Robbie Caldwell has been a busy man since taking over as Vanderbilt’s football coach, but do you think he even knows Judy Orr, Donna Smith, Mike Smeltzer, John Russell, Daniel Dubois, or Jenny Mandeville?

I doubt it. But even if he does, he should stop by each of their offices and thank them for the spectacular marketing campaign this group of talented folks has put together promoting Vandy football. Recently, part of the effort was recognized, as Vanderbilt claimed the top spot in a Bleacher Report feature on the nation’s best 2010 Football Posters.

The story has been a hot read on the site, and has caused some buzz—not only those acknowledging Vanderbilt’s submission, but also those curious why approximately 50 schools declined to participate. The reasons varied, but Vanderbilt’s effort deserves special recognition.

The staff from the Creative Service Department, along with a number of other folks from the sports information office at Vanderbilt, have also sparked some interest in the Nashville area with the promotion that focuses on players who are “Vanderbilt Football.”

The four chosen players—TE Brandon Barden, DB Jamie Graham, RB Warren Norman, and RB Zac Stacy—represent Commodore football. Below you can watch one of their 60-second commercials (and if you listen closely you may recognize that voice as it is Vanderbilt basketball legend Perry Wallace).

“The concept behind our football advertising campaign was to allow our fans to hear and see some of the individual stories on our team that make up Vanderbilt Football. Our student-athletes come from a wide array of backgrounds and many have amazing stories about how they are now competing in the toughest football conference in the country and succeeding in the classroom at one of the most challenging academic institutions in America,” said Steven Walsh, Director of Sales and Marketing at Vanderbilt. “The schedule posters tie into the overall advertising campaign as we’ve highlighted these four individuals without abandoning the team concept that is so important. We’ve tried to tie the theme together in our TV, radio, print and online campaign elements.”

And the four stories are compelling. Here’s what Walsh shared with me on each of them.

Barden: “He is our standout returning tight end who is also pursuing degree in special education at the top ranked education school in the country. He comes from a family of teachers (including his mother who was also his high school principal) and is dedicated to teaching students with special needs.”

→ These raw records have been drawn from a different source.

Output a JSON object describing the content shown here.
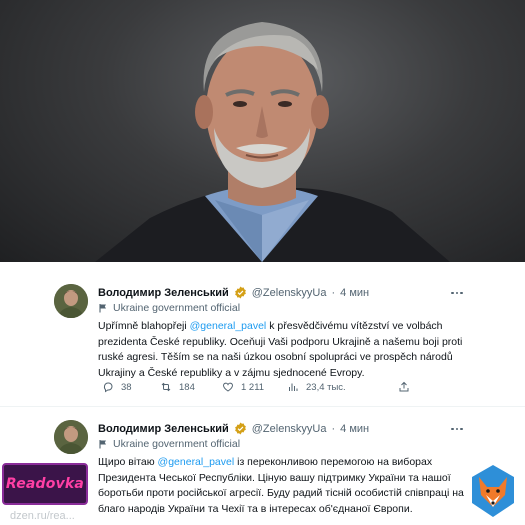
{
  "tweets": [
    {
      "author_name": "Володимир Зеленський",
      "handle": "@ZelenskyyUa",
      "separator": "·",
      "time": "4 мин",
      "affiliation": "Ukraine government official",
      "text_before_mention": "Upřímně blahopřeji ",
      "mention": "@general_pavel",
      "text_after_mention": " k přesvědčivému vítězství ve volbách prezidenta České republiky. Oceňuji Vaši podporu Ukrajině a našemu boji proti ruské agresi. Těším se na naši úzkou osobní spolupráci ve prospěch národů Ukrajiny a České republiky a v zájmu sjednocené Evropy.",
      "replies": "38",
      "retweets": "184",
      "likes": "1 211",
      "views": "23,4 тыс."
    },
    {
      "author_name": "Володимир Зеленський",
      "handle": "@ZelenskyyUa",
      "separator": "·",
      "time": "4 мин",
      "affiliation": "Ukraine government official",
      "text_before_mention": "Щиро вітаю ",
      "mention": "@general_pavel",
      "text_after_mention": " із переконливою перемогою на виборах Президента Чеської Республіки. Ціную вашу підтримку України та нашої боротьби проти російської агресії. Буду радий тісній особистій співпраці на благо народів України та Чехії та в інтересах об'єднаної Європи."
    }
  ],
  "icons": {
    "verified": "verified-badge-icon",
    "affiliation": "flag-icon",
    "more": "more-dots-icon",
    "reply": "reply-icon",
    "retweet": "retweet-icon",
    "like": "heart-icon",
    "views": "views-chart-icon",
    "share": "share-icon"
  },
  "watermarks": {
    "brand": "Readovka",
    "url": "dzen.ru/rea..."
  },
  "colors": {
    "mention": "#1d9bf0",
    "secondary_text": "#536471",
    "verified_gold": "#d4a017",
    "brand_bg": "#3b1449",
    "brand_text": "#ff3fa5"
  }
}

Graham: “Jamie is one of our top defensive backs and kick returners. He is a Nashville native who lost his mother at a very early age and with the help of his grandmother he raised his younger brother. He is now extremely active in the community—speaking to schools and community centers throughout the city telling them the importance of education. He is also a special education major and wants to teach in Nashville Metro schools after graduation.”

Norman and Stacy: “Warren and Zac were one of the nation’s top freshman rushing duos last season. They are great competitors on the field (Warren was SEC Freshman of the Year) and also great friends off the field. They are roommates with two differing personalities (Warren is quiet and reserved while Zac is constantly smiling and engaging) who are top-notch running backs and strong students.”

In recent days we’ve heard and read a lot about talented college players who may be suspended this season for interactions with agents, etc. That’s why it’s also important to remind people who love college football that there are still Brandon Barden’s, Jamie Graham’s, Warren Norman’s, and Zac Stacy’s who make the college game great.

“We chose the players after having met with members of the football staff, our media relations group and the players themselves,” Walsh said. “We tried to highlight players who have distinguished themselves both on and off the field and who have a unique story that our fans may not know. We felt that our fans and even the casual college football fans in the Nashville area deserved to hear these stories.”

And those stories are being heard. Vanderbilt may not compete for an SEC title in 2010, but the Commodores are a team anyone would be proud to cheer for this year.

“The over-riding goal was really to continue to build the connection between our fans and our student-athletes. To tell the stories that fans may not see in the media and give them a sense of pride in supporting Vanderbilt,” Walsh said. “The posters and the entire campaign have been very well received by the Vanderbilt community and by the entire Nashville community. We are actually going to be doing something similar with all of our teams for the 2010-11 school year—we feel like we have exciting stories to tell from our student-athletes in all of our sports.”